Yes, required by law, if you meet any of the following 3 criteria:
Where the processing is carried out by a public authority or body;
Where the “core activities” of the Data Controller or Data Processor consist of processing operations which require regular and systematic monitoring” of data subjects on a “large scale”; or
Where the “core activities” of the Data Controller or Data Processor consist of processing on a “large scale” of “special categories of personal data” or data relating to criminal convictions and offences.
You can appoint a Data Protection Officer on a voluntary basis to give your organisation and its stakeholders added assurance and to also further demonstrate and meet accountability requirements under the GDPR. A Data Protection Officer can be a member of staff or an appointed 3rd party retained on a service contract.
Whilst not always a full-time role, DPOs are required to be independent and have specialist data protection expertise. This role is becoming increasingly important due to the The Information Commissioner’s Office (ICO) having the ability and power to impose significant financial penalties when organisations fail to protect personal data. The risk of reputational damage can even be terminal for an organisation.
The DPO’s tasks are defined in Article 39 as:
- To inform and advise you and your employees about your obligations to comply with the GDPR and other data protection laws;
- To monitor compliance with the GDPR and other data protection laws, and with your data protection polices, including managing internal data protection activities; raising awareness of data protection issues, training staff and conducting internal audits;
- To advise on, and to monitor, data protection impact assessments;
- To cooperate with the supervisory authority; and
- To be the first point of contact for supervisory authorities and for individuals whose data is processed (employees, customers etc).
It’s important to remember that the DPO’s tasks cover all personal data processing activities, not just those that require their appointment under Article 37(1).
- The DPO should prioritise and focus on the more risky activities, for example where special category data is being processed, or where the potential impact on individuals could be damaging. Therefore, DPOs should provide risk-based advice to your organisation.
- If you decide not to follow the advice given by your DPO, you should document your reasons to help demonstrate your accountability.

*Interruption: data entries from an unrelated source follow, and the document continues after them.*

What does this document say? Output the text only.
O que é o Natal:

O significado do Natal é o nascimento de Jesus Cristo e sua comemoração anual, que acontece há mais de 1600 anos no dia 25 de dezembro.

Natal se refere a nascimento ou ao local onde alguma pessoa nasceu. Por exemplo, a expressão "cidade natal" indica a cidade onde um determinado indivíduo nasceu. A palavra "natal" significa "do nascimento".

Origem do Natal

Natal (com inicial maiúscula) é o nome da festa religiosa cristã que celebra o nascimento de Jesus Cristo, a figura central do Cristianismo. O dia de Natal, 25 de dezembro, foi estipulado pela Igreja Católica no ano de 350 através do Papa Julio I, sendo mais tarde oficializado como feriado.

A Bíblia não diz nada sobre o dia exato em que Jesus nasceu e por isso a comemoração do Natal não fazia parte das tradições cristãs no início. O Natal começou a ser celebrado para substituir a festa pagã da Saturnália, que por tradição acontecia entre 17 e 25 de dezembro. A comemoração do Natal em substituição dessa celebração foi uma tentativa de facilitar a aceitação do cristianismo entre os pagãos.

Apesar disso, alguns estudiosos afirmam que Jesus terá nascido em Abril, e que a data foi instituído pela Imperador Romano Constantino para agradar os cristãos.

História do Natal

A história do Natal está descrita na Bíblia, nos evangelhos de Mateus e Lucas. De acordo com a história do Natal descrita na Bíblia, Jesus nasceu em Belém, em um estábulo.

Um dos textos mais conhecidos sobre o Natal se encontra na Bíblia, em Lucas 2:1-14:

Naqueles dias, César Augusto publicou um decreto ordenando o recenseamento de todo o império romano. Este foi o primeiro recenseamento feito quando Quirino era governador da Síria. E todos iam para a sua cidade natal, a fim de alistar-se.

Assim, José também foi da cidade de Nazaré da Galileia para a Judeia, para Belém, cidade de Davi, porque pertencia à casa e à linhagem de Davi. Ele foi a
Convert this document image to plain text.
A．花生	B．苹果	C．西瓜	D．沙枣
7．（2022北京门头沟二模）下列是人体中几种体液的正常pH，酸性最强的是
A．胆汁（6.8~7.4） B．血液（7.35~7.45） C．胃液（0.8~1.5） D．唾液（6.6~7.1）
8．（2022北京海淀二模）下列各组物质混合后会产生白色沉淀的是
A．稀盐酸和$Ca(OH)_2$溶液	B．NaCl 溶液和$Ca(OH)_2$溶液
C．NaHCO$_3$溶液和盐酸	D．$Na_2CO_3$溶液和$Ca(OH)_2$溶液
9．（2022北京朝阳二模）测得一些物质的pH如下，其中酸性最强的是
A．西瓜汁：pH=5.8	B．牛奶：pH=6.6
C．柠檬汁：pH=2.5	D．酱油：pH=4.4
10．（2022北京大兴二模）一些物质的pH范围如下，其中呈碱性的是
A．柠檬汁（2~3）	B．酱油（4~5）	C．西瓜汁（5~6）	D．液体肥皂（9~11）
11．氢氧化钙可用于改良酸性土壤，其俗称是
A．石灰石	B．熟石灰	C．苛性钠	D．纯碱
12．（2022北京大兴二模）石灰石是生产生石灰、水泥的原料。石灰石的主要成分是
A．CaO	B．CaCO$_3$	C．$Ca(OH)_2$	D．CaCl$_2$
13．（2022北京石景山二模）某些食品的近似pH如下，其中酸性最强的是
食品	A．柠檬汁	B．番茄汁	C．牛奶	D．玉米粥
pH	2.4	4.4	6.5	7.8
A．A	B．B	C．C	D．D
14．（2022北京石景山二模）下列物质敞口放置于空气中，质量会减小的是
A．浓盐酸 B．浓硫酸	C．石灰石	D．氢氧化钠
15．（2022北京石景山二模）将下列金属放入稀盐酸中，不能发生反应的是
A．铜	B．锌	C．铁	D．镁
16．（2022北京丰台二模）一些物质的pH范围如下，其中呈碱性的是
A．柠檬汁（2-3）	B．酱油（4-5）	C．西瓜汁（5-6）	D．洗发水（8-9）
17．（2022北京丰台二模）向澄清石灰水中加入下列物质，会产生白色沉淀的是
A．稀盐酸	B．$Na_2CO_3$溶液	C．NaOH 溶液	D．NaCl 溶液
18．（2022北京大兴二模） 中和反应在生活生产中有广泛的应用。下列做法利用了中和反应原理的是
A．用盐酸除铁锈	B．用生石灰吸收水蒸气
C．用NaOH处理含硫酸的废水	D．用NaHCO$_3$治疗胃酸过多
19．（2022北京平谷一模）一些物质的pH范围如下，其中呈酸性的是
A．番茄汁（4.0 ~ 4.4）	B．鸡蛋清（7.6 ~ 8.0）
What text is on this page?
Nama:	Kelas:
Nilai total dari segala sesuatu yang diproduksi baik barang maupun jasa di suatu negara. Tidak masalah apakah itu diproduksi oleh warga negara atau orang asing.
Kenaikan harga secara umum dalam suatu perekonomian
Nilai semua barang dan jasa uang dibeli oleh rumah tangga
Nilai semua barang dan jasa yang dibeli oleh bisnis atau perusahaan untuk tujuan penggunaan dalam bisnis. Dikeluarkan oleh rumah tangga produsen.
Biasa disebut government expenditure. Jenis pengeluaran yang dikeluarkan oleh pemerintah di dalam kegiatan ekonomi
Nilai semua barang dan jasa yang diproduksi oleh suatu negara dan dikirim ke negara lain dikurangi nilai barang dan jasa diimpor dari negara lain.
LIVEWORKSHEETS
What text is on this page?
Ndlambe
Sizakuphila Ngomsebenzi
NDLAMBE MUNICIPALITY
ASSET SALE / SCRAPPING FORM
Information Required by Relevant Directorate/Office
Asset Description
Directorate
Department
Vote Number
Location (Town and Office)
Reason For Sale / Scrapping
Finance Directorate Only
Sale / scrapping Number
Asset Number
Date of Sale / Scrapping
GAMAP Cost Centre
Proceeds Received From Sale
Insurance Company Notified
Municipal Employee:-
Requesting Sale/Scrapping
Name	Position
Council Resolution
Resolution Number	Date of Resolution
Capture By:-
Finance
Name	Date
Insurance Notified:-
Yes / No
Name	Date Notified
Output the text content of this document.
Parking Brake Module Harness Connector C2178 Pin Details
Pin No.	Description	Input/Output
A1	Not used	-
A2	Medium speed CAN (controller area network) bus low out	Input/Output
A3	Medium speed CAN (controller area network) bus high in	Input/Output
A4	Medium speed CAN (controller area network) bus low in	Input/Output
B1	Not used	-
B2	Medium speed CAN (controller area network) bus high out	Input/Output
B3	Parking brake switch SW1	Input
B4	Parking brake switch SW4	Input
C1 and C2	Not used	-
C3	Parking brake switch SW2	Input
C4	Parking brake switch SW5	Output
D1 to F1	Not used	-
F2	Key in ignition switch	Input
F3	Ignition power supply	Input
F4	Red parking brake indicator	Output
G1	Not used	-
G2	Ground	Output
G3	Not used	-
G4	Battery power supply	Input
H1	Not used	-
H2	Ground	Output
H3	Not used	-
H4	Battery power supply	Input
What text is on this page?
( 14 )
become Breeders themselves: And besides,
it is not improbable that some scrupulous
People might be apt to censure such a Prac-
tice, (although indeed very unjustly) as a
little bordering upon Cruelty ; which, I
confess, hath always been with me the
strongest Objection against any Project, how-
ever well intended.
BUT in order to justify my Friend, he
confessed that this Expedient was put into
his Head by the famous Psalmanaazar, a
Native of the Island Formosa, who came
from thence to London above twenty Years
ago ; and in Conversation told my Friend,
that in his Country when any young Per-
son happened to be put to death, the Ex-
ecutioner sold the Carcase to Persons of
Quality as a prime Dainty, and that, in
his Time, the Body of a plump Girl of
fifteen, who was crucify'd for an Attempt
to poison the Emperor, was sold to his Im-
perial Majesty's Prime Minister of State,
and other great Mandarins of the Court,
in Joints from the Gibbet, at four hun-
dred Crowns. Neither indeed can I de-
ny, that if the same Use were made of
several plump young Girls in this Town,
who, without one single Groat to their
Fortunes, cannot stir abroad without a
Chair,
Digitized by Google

- When carrying out their tasks the DPO is required to take into account the risk associated with the processing you are undertaking. They must have regard to the nature, scope, context and purposes of the processing.
- The law says that you should appoint a DPO on the basis of their professional qualities, and in particular, experience and expert knowledge of data protection law.
- Whilst it doesn’t specify the precise credentials they are expected to have, it does say that this should be proportionate to the type of processing you carry out, taking into consideration the level of protection the personal data requires. All our Data Protection Advisors have achieved or are working towards the Certified Information Privacy Professional of Europe (CIPP/E) Qualification.
- So, where the processing of personal data is particularly complex or risky, the knowledge and abilities of the DPO should be correspondingly advanced enough to provide effective oversight. It would therefore be an advantage for your DPO to also have a good knowledge of your industry or sector, as well as your data protection needs and processing activities.
- A dedicated point of contact to provide a consistent and personal service. External DPOs can make use of their best practice experience from other companies for your organisation’s benefit, creating a synergy effect;
- Practical and cost effective. The packages offered by Bruce & Butler may well be more price-effective than then long-term costs of deploying your own staff resources.
- Your main point of contact takes responsibility for the role and (at no additional cost) is supported by a team of other specialists at Bruce & Butler who step in when required, therefore ensuring a seamless and continual service and removing the distraction, cost and inconvenience of recruiting replacements.
- External and independent assurance free from any conflict of interest. CEOs, Head of IT, HR, Marketing and Legal Advisors are in general unable to act as appointed DPOs, which can make selecting a DPO more challenging;
- Guidance & advice from dedicated industry professionals. Organisations are required to appoint a DPO based on professional experience. We have the specialist knowledge and have received advanced training without you having to pay for it;
- Ensures the DPO requirements, under GDPR Articles 37-39, are met. Organisations experiencing difficulty recruiting a qualified and experienced DPO can appoint an outsourced DPO in the short to medium term to fill the gap.
Fundamentally, we believe that all these benefits, and more, combined mean a Bruce & Butler Outsourced DPO provides far greater value for this key role than is possible from a small team, a single independent contractor or an internal employee.